The state’s least affordable counties were San Francisco (where only 12 percent of buyers could afford a median-priced single-family home), San Mateo (14 percent) and Santa Barbara (16 percent), followed by Marin, Santa Clara and Santa Cruz (all 17 percent). In Alameda County, 19 percent of buyers could afford a median-priced home, compared with 31 percent in Contra Costa County.

The report shows that the housing crisis has become a statewide phenomenon, with affordability hard to come by anywhere.

California buyers needed a minimum annual income of $110,890 to qualify for a single-family home priced at $553,260, the statewide median in the second quarter of 2017. Compare that to the first quarter of 2012, when a minimum income of $56,320 was needed to purchase a home priced at $279,190, the median at the time.

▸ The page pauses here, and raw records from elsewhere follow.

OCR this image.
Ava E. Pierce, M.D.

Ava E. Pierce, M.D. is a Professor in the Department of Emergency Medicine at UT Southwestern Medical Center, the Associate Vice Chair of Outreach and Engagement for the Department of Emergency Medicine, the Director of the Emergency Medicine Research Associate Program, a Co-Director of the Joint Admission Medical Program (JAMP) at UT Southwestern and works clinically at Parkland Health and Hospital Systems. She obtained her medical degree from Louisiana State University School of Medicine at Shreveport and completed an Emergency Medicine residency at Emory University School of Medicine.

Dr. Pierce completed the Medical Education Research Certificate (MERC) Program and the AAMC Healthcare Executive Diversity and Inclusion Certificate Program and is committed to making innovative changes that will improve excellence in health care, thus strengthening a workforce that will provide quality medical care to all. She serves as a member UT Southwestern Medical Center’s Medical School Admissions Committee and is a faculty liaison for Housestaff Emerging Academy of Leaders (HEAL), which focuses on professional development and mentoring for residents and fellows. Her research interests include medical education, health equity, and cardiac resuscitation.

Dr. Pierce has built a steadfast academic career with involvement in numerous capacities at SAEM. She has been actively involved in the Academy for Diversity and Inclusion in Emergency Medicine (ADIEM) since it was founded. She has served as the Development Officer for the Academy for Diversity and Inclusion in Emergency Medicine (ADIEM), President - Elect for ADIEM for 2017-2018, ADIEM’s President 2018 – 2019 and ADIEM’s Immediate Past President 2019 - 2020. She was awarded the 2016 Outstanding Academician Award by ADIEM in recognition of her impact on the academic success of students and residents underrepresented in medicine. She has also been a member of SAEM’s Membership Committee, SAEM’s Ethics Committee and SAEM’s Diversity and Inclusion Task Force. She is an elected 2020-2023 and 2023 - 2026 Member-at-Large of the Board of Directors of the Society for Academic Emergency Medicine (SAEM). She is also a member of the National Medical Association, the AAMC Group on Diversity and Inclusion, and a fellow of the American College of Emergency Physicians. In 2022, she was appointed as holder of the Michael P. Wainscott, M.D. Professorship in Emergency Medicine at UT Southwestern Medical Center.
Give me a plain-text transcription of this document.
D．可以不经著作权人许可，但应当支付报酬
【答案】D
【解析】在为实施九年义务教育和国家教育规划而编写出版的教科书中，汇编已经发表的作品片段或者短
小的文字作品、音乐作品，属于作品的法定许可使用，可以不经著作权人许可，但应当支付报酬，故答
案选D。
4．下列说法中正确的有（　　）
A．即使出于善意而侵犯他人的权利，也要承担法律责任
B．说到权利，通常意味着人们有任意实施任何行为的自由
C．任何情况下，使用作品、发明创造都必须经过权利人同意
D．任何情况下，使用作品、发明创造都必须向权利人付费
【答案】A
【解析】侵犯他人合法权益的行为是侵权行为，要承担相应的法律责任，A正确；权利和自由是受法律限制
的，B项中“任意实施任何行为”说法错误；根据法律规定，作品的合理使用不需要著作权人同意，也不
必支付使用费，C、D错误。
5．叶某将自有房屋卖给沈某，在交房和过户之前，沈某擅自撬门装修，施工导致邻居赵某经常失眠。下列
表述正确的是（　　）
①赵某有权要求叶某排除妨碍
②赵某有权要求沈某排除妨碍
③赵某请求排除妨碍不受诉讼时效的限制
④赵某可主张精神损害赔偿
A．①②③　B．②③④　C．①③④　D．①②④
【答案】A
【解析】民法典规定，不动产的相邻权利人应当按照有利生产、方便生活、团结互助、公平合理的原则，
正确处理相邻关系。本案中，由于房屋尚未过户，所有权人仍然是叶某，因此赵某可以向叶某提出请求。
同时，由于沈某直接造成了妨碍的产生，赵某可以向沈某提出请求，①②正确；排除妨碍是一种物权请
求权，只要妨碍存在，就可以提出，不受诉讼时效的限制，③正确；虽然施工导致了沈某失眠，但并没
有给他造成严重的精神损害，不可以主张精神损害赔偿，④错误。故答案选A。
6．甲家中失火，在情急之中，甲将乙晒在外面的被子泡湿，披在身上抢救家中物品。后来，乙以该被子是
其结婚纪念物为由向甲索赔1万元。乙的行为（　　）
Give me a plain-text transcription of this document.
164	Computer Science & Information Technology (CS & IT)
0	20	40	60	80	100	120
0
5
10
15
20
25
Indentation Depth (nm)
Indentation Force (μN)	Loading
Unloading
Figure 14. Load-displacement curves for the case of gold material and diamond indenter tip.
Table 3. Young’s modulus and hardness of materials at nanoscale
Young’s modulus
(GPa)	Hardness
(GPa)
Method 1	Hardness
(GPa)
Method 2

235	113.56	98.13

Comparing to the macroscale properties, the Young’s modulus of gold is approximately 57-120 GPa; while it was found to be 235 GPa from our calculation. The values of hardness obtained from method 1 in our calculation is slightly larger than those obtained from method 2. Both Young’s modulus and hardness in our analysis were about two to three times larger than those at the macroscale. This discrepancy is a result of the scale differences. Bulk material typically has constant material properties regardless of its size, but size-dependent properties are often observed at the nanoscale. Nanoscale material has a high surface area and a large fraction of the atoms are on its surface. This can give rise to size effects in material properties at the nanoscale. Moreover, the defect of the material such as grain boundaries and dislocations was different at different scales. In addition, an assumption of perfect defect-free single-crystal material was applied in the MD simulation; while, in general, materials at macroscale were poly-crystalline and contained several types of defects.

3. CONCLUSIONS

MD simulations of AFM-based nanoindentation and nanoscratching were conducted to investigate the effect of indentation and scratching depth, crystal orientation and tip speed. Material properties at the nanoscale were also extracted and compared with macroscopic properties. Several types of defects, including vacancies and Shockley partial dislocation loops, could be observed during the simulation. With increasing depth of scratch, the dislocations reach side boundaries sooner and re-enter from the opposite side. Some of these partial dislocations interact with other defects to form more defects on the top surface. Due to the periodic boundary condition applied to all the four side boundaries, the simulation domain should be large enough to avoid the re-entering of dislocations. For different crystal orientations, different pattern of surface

The monthly payment on a median-priced, single family home in California in the second quarter — including taxes and insurance on a 30-year fixed-rate loan — was $2,770, assuming a 20 percent down payment and an effective composite interest rate of 4.09 percent.

The second-quarter report adds that 29 percent of California households could afford to buy a $553,260 median-priced home — down from 32 percent in the first quarter. The percentage of buyers able to swing a deal for condos and townhomes was higher — 38 percent — as those homes have a lower median price of $443,400.

The state’s most affordable counties were Tehama (57 percent of buyers there could afford a median-priced single-family home), Kern (54 percent), Sutter (53 percent) and Kings and Tulare (52 percent).